Zika, which is transmitted by the same mosquito that carries dengue and chikungunya, has caused widespread concern among the medical community; the Pan American Health Organization issued an alert about the disease in Latin America in November. The National Institutes of Health recently launched a study of 10,000 women in several countries throughout their pregnancies to determine how, if at all, environmental factors, including nutrition and socio-economic status, affect infected mothers and their fetuses.

Women in Latin America seeking to terminate their pregnancies often have little choice but to take abortion drugs without medical supervision or turn to under-qualified doctors in clandestine operating rooms, putting their lives at risk.
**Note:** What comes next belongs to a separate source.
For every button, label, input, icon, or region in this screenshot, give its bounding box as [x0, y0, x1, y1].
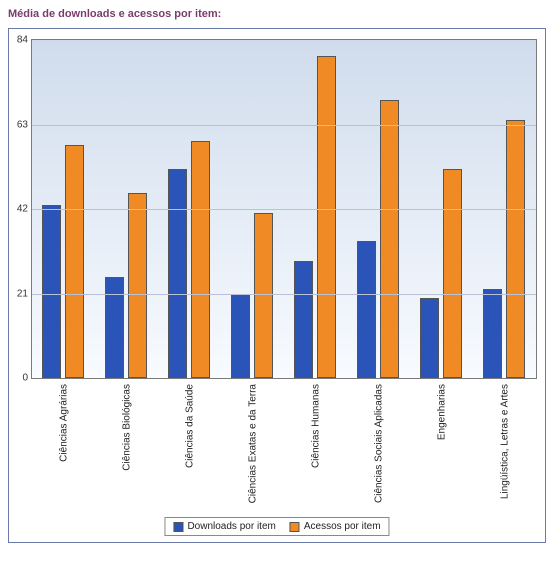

Women on Web has become a respite for many of these women, though it remains a luxury. "Until countries legalize abortion we are practically creating a class-based division between women," said Ávila-Guillen, referring to accessibility to internet.

Zika's spread has re-opened the debate over abortion in Latin America, where several countries have a near total ban. Brazil only allows the procedure when the mother's life is in danger, if she has been raped, or if the fetus is anencephalic, meaning that large parts of the brain are missing. In El Salvador, where health officials recommended women not get pregnant until 2018, abortion is banned even if the pregnancy posses a threat to the mother's life. Employees at some pharmacies there hand out leaflets emphasizing that condoms are not 100% effective and urging people to protect themselves with the only solution: "Faithfulness to your partner for your entire life."

Violeta Menjívar, El Salvador's Minister of Health, called the total ban unfortunate. "Salvadoran society has to resolve this, has to elevate awareness and has to start discussing it," she said during an interview last month with BuzzFeed News.